As one might suspect as well, the post drew some flak from people upset that "tenured faculty living in ... leafy latte towns" are being unfairly characterized as driving up tuition costs. Mark Jaede from History puts it well:
Faculty and students are also taxpayers and working stiffs. Children of faculty and factory workers go to college. The false categorizations of the editorial invent enmities where there are in fact overlapping interests. They cast faculty as the sole privileged class. Most importantly, they overlook the fact that there are some folks far more privileged than latte-swiling professors who could afford to pony up a few more bucks for education.

If we as faculty at a public university are serious about funding education, we do need to take seriously issue of cost control. We do need to accept our fair share of the tax burden on our middle- and sometimes upper middle-class incomes. We do need to be mindful of the fact that our salaries come from the public purse.

We do _not_ need to accept caricature as argument.
Well no, unless you are writing an editorial. I think getting a little colorful in these things is rather the point, isn't it? I mean, isn't the WSJ trying to sell papers?

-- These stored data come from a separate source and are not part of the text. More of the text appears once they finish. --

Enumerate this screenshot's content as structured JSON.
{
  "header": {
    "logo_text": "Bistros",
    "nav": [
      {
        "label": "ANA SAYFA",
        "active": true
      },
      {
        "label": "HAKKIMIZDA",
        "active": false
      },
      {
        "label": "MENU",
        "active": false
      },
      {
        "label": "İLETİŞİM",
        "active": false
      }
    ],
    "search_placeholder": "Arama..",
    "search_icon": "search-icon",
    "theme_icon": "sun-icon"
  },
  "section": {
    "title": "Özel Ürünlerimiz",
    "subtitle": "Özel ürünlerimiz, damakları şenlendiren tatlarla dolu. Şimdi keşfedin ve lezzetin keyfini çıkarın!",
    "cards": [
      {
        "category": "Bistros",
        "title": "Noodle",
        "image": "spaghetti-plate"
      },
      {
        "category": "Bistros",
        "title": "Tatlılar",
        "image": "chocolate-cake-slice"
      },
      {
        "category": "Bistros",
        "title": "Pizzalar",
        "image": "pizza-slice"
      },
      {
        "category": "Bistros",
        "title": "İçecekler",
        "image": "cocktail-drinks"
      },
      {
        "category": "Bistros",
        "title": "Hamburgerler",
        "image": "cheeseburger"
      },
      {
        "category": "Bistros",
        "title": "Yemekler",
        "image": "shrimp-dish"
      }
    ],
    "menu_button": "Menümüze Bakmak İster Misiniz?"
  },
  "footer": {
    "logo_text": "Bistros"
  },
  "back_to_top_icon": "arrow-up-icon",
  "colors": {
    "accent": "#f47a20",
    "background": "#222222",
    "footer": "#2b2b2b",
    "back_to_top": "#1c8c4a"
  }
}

But more to the point, and to partly agree with Prof. Jaede, let me offer that again the WSJ does a bad job in understanding economics. The point isn't cheapskate rich families unwilling to share with tenured faculty because there's a very tenuous link between taxes, faculty salaries and tuition. Tuition charged by public schools is going to depend on what the market can bear -- just as it does for private schools. The price one can charge for tuition is not a function of faculty salaries because what we charge is a function of the addtional (or marginal) cost of the educating another student. With a non-residential student population, the cost at SCSU is largely a congestion cost -- we get bigger classes, students have a harder time registering, parking sucks eggs, etc. To the extent we need more classes, we rush adjuncts into the breach -- and their costs are not what the WSJ is discussing. Tenured faculty salaries are, in the economists' parlance, inframarginal. They don't count in pricing -- they only drive the costs we hope the Legislature will pick up and pass along to taxpayers.

Now, I disagree with Prof. Jaede, who seems to think we should shame the rich into paying more for public education. Respecting people's right to property is my main tenet, and having more property in a market-based economy isn't a function of "privilege" as he states but of serving others better. But I will agree with him that casting tenured professors as the cause of higher taxes is just bad thinking. The root cause lies at the decision of Leviathan governments to provide those things which the private sector can do for itself, thankee. I suspect some at the WSJ would agree with that. Too bad they couldn't write clearer.